Being aware of our emotions even as they are arising will drastically reduce the chances and frequency of us reacting to them without control. It’s definitely something I would like to work towards and cultivate in my work and life.

The Habit of Smiling

Recently, I tried to get into the habit of smiling.

Why does that need to be made into a habit? Because more often than not, I realize that I wait for happiness or some form of pleasure to come before I smile.

We have been socially conditioned to think that people smile and laugh when they are happy. So we spend our whole lives waiting for something or someone to make us laugh and smile (Eg: “I will be happy once the holidays come”, “I will be happy when I find someone to settle down with”) It does not need to be that way. We have always heard about our happiness need not and should not depend on the external, and I think being able to smile without any external reason can reflect and affect our inner state.

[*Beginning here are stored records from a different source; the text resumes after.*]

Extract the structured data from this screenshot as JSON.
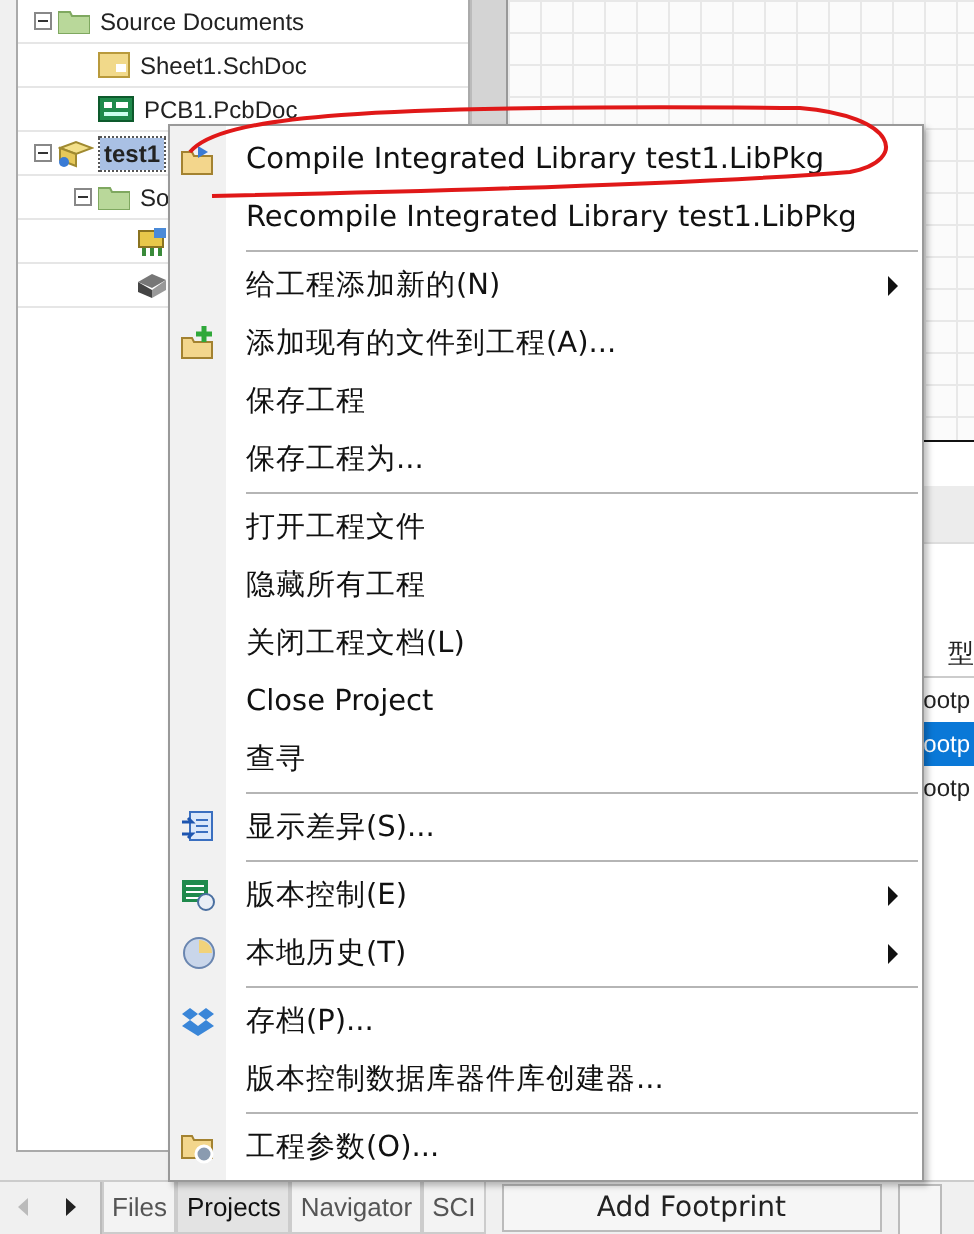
{
  "tree": [
    {
      "children": [
        {
          "label": "Source Documents",
          "kind": "folder",
          "expanded": true,
          "selected": false,
          "children": [
            {
              "label": "Sheet1.SchDoc",
              "kind": "sch",
              "selected": false
            },
            {
              "label": "PCB1.PcbDoc",
              "kind": "pcb",
              "selected": false
            }
          ]
        }
      ]
    },
    {
      "label": "test1",
      "kind": "project",
      "expanded": true,
      "selected": true,
      "children": [
        {
          "label": "So",
          "kind": "folder",
          "expanded": true,
          "selected": false,
          "children": [
            {
              "kind": "schlib"
            },
            {
              "kind": "pcblib"
            }
          ]
        }
      ]
    }
  ],
  "table": {
    "columns": [
      "型"
    ],
    "rows": [
      {
        "cells": [
          "ootp"
        ],
        "selected": false
      },
      {
        "cells": [
          "ootp"
        ],
        "selected": true
      },
      {
        "cells": [
          "ootp"
        ],
        "selected": false
      }
    ]
  },
  "menu": [
    {
      "kind": "item",
      "label": "Compile Integrated Library test1.LibPkg"
    },
    {
      "kind": "item",
      "label": "Recompile Integrated Library test1.LibPkg"
    },
    {
      "kind": "separator"
    },
    {
      "kind": "item",
      "label": "给工程添加新的(N)",
      "submenu": true
    },
    {
      "kind": "item",
      "label": "添加现有的文件到工程(A)..."
    },
    {
      "kind": "item",
      "label": "保存工程"
    },
    {
      "kind": "item",
      "label": "保存工程为..."
    },
    {
      "kind": "separator"
    },
    {
      "kind": "item",
      "label": "打开工程文件"
    },
    {
      "kind": "item",
      "label": "隐藏所有工程"
    },
    {
      "kind": "item",
      "label": "关闭工程文档(L)"
    },
    {
      "kind": "item",
      "label": "Close Project"
    },
    {
      "kind": "item",
      "label": "查寻"
    },
    {
      "kind": "separator"
    },
    {
      "kind": "item",
      "label": "显示差异(S)..."
    },
    {
      "kind": "separator"
    },
    {
      "kind": "item",
      "label": "版本控制(E)",
      "submenu": true
    },
    {
      "kind": "item",
      "label": "本地历史(T)",
      "submenu": true
    },
    {
      "kind": "separator"
    },
    {
      "kind": "item",
      "label": "存档(P)..."
    },
    {
      "kind": "item",
      "label": "版本控制数据库器件库创建器..."
    },
    {
      "kind": "separator"
    },
    {
      "kind": "item",
      "label": "工程参数(O)..."
    }
  ],
  "tabs": [
    {
      "label": "Files",
      "selected": false
    },
    {
      "label": "Projects",
      "selected": true
    },
    {
      "label": "Navigator",
      "selected": false
    },
    {
      "label": "SCI",
      "selected": false
    }
  ],
  "buttons": [
    "Add Footprint"
  ]
}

I admit I was a little skeptical about this at first, not to mention self-conscious (and still am, lest people on campus start noticing me as the crazy girl who goes around smiling to herself). I started trying it out when I was doing yoga, in the privacy of my own space and time. Breathe in, breathe out, smile. Not the widest smile I could give, but a gentle half-smile, something that reflected and ignited a sense of peace and tranquility. I didn’t think of anything particularly happy. Just focused on the breath, and half-smiled. The facial muscles felt awkward at first – I could tell they were totally not used to this. They are used to reacting to emotions, and having them work this way without any emotional stimulation must have felt weird to them.

But gradually, as I persevered, I can feel much less of that initial awkwardness. It’s very liberating. I’ve also realized that this much is true: The brain does not differentiate between the smile we give when we are pleased, from the smile we give at a physical level. Because the brain has been conditioned to link the physical act of smiling to the emotion of pleasure, simply working our muscles into a smile can trick the brain into thinking that we are happy.

It’s definitely something worth trying, to make the world a better place. Have you smiled today?